The significant shift in distribution towards especially favorable 70-gene prognosis MammaPrint index scores, provides the first molecular evidence of the increased detection of very low risk lesions over time. Screening appears to preferentially identify the low risk lesions in the population today. Given the extremely low risk for early recurrence carried by the ultralow risk signature, we have an example of how we might quantitatively apply the term, InDolent Lesions of Epithelial origin (IDLE) tumors, put forward in “Rethinking screening for Breast Cancer and Prostate Cancer” [1, 22]. Node negative tumors that have a 70-gene prognosis signature index of higher than 0.6 would qualify as IDLE tumors. Recurrences in this patient population would be predicted to be very infrequent, recurrences would be predicted to be late and likely controllable. It has long been known that women who recur after 10 years have disease that is much more indolent, a fact that is reflected by the excellent overall survival in the 70-gene good prognosis tumors [6, 8]. We are currently planning a validation study in a US based cohort, to determine the fraction of ultralow risk tumors in a screened population (www.athenacarenetwork.org/), but the information we have presented provide a rationale for integrating molecular profiling at the time of screening to help identify low risk tumors.

This study provides information that will allow us to improve screening. The data suggest that there is an opportunity to improve care by using validated predictors of risk for women with screen-detected tumors. Understanding that mammography preferentially detects slow to moderate growth tumors should be helpful on many fronts. Not only can this help us to guide the use of risk stratifying tools to avoid overtreatment, but it should also enable us to reset thresholds for biopsy for very low risk mammographic lesions (BIRADS 4A). The more indolent nature of the disease detected should give confidence to mammographers and surgeons to explore and test alternatives to biopsy of very low risk mammographic findings, which almost always turn out to be benign [23].

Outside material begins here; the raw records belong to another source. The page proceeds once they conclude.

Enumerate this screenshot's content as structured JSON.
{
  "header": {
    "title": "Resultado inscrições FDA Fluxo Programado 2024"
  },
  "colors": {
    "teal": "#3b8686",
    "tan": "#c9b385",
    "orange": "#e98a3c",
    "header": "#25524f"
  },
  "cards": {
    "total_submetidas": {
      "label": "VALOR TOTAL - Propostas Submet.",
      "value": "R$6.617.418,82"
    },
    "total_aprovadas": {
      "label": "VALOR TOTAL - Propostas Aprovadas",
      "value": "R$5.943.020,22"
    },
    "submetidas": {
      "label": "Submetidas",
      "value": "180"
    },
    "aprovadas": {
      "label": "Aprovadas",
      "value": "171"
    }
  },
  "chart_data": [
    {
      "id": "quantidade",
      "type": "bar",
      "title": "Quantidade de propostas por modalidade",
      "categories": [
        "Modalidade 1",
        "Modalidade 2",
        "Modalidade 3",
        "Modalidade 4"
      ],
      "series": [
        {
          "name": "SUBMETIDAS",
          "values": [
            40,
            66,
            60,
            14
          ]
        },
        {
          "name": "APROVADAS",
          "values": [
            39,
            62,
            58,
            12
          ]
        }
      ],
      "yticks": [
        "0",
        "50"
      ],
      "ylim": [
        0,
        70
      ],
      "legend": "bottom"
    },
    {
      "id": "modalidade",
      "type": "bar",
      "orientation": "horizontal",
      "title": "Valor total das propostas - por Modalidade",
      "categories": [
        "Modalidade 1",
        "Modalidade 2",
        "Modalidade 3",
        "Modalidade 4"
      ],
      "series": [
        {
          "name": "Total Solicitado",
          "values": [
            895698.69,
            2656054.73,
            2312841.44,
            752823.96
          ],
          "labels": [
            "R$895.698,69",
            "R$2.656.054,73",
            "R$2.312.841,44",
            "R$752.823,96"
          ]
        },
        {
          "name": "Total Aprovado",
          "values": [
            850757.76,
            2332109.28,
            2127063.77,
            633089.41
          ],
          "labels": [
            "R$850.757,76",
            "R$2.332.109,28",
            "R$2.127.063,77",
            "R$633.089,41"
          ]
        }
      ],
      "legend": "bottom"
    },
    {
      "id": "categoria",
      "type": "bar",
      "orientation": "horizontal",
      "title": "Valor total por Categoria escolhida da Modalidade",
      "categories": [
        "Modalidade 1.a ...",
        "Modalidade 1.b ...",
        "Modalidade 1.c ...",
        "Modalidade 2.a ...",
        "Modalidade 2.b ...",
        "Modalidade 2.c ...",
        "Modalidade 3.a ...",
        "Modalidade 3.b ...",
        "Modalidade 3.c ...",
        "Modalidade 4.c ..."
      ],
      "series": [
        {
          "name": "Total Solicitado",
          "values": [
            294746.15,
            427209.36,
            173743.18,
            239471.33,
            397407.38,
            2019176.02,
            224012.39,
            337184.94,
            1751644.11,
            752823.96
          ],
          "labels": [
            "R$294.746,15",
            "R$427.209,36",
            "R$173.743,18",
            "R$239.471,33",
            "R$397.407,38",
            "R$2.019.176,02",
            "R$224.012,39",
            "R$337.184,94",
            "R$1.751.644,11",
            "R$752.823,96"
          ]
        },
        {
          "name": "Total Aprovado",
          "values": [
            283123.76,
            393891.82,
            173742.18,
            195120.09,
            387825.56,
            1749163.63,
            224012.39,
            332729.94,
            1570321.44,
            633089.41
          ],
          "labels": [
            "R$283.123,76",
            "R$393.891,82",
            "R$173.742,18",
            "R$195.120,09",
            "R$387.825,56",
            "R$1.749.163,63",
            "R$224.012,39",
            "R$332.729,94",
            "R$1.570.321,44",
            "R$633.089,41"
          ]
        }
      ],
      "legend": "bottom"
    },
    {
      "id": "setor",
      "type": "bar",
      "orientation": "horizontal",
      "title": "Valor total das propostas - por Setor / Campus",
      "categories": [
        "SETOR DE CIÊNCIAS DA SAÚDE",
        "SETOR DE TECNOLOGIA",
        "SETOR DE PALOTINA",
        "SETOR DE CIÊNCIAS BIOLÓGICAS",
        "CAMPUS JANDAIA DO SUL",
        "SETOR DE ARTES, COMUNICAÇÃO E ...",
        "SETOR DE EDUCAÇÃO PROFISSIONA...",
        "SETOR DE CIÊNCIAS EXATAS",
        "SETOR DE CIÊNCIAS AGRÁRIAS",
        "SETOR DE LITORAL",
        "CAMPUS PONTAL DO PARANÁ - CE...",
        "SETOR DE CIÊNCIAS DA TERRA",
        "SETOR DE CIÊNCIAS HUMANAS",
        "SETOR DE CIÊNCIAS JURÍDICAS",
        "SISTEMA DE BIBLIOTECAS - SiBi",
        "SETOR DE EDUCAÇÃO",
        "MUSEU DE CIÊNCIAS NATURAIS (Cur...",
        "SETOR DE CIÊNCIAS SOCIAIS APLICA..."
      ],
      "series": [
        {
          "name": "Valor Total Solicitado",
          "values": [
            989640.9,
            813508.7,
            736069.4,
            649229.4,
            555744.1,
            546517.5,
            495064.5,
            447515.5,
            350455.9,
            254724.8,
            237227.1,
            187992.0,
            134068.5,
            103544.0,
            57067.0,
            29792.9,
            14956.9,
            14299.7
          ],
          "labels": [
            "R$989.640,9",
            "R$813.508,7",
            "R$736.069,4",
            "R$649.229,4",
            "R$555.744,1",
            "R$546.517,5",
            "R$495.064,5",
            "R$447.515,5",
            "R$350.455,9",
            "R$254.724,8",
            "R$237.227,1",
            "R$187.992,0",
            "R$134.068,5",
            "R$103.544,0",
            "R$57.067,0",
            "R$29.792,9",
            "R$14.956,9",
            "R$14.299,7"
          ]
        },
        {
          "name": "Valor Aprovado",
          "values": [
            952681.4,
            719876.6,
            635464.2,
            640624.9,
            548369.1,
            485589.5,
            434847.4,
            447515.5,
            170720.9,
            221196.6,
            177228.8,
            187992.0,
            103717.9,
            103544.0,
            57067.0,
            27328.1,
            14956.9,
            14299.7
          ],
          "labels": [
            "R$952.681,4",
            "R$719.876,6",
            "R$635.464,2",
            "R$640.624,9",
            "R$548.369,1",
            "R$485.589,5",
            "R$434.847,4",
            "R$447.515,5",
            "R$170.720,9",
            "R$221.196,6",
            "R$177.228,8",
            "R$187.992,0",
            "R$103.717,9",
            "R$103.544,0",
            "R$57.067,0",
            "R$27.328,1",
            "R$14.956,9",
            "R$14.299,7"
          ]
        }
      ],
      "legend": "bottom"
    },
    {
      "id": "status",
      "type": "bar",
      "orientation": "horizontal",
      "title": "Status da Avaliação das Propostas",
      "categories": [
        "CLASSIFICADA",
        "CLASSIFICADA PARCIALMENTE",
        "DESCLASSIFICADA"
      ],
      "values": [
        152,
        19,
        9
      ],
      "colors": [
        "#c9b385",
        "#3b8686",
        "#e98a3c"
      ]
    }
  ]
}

The observation that a substantial fraction of screen-detected cancers have low and ultralow risk is valuable information. These types of cancers may account for the cases that others consider “overdiagnosis” [24]. However, when we initiate screening, we do not know which women are likely to develop ultralow risk or IDLE tumors. We can, however, recognize that such tumors are commonly identified today, discuss this with our patients, and perform tests that elucidate the underlying biology of the tumors detected. We can use this information to guide treatment recommendations and as the basis for the development of clinical trials that test the safety of less aggressive treatments for patients with the lowest risk tumors.